Associative features

  1. Increased innervation may affect the levator on the side of ptosis, especially when looking up. Combined increased innervation of the contralateral intact levator results in upward traction of the eyelid. It is necessary to lift the eyelid affected by ptosis with a finger and observe the descent of the intact eyelid. In this case, the patient should be warned that surgical correction of ptosis may stimulate drooping of the contralateral eyelid.

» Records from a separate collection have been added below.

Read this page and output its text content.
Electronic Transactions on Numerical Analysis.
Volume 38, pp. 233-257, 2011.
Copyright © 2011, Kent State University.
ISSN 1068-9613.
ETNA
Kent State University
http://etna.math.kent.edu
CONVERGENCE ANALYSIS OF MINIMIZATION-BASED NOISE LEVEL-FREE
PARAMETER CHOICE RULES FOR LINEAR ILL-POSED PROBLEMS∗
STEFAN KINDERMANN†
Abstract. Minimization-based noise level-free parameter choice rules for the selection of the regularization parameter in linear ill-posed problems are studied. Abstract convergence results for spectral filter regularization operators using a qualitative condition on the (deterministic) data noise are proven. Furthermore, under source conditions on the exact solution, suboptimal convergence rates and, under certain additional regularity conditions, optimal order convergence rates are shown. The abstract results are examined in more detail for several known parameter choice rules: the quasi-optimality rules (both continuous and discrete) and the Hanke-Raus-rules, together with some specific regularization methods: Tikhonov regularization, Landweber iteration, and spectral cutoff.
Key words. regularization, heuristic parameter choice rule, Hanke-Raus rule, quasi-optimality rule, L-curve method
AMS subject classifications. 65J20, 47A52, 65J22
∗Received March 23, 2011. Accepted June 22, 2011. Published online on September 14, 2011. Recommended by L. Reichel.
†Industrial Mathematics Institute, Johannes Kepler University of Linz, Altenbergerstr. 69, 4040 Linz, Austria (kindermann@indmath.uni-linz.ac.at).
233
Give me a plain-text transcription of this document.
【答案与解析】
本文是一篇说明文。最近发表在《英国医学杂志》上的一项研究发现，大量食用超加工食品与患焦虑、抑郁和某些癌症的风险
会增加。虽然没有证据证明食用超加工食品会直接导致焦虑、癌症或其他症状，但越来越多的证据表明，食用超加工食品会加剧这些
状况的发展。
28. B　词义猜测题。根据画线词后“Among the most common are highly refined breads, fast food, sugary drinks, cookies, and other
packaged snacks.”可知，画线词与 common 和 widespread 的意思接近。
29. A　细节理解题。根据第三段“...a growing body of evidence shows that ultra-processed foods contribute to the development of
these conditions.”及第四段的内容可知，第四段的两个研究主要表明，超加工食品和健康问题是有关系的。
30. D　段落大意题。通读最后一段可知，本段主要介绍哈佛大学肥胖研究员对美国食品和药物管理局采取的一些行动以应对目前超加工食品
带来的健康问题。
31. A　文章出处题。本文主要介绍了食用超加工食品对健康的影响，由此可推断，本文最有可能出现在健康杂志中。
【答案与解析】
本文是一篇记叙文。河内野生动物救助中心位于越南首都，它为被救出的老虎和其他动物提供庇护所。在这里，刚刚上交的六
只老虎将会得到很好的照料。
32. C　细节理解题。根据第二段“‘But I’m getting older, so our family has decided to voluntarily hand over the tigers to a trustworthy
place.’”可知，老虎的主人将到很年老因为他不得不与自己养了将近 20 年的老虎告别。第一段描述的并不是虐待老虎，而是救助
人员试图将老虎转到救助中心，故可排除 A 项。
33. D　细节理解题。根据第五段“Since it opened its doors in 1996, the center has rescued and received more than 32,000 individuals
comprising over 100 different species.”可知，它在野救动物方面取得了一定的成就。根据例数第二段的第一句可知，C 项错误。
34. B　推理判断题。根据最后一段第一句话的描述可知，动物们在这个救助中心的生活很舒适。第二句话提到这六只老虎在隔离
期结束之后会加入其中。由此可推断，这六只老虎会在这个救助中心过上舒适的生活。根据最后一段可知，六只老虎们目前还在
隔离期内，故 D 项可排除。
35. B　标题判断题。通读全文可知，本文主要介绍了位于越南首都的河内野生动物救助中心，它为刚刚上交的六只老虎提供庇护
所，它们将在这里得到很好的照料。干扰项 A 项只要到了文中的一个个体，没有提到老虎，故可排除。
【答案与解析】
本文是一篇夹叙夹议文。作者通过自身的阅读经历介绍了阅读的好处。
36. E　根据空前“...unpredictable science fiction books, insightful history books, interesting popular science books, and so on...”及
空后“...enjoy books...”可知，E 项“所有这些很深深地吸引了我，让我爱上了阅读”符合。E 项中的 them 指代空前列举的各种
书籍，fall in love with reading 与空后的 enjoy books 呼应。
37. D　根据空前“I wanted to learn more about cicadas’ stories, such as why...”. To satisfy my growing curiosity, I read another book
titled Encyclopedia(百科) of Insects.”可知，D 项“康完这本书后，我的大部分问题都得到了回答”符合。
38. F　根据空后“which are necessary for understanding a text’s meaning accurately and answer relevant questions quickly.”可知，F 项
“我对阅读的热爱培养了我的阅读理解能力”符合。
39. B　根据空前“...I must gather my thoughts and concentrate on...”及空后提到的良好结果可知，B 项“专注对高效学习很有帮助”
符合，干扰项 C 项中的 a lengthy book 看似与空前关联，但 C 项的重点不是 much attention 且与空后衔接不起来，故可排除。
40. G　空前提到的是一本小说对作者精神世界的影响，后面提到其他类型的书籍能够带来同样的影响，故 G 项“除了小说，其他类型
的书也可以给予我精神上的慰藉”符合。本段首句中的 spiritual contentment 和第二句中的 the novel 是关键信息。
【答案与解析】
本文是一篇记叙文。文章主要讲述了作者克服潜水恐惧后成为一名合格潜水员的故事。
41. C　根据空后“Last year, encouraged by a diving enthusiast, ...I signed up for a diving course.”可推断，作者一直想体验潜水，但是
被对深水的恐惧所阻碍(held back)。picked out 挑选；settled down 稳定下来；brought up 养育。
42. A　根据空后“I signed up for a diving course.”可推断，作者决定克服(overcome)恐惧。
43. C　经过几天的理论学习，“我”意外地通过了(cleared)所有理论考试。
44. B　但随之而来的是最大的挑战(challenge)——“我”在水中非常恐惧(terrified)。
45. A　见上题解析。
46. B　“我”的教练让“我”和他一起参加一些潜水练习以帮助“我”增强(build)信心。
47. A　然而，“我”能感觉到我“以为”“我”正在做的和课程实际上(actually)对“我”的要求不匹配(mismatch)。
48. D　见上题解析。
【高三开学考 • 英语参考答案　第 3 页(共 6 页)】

  2. The fatigue test is performed for 30 seconds without the patient blinking. Progressive drooping of one or both eyelids or inability to direct the gaze downwards are pathognomonic signs of myasthenia. In myasthenic ptosis, a deviation of the upper eyelid on saccades from downward gaze to straight ahead gaze (Cogan twitching symptom) or a "jump" when looking to the side is detected.
  3. Impaired ocular motility (especially superior rectus dysfunction) should be evaluated in patients with congenital ptosis. Correction of ipsilateral hypotrophy may improve ptosis.
  4. Palpebromandibular syndrome is detected if the patient makes chewing movements or drops the jaw to the side.
  5. The Bell phenomenon is examined by holding the patient's open eyelids with the hands; when attempting to close the eyes, an upward movement of the eyeball is observed. If the phenomenon is not expressed, there is a risk of postoperative exposure keratopathies, especially after large levator resections or suspension techniques.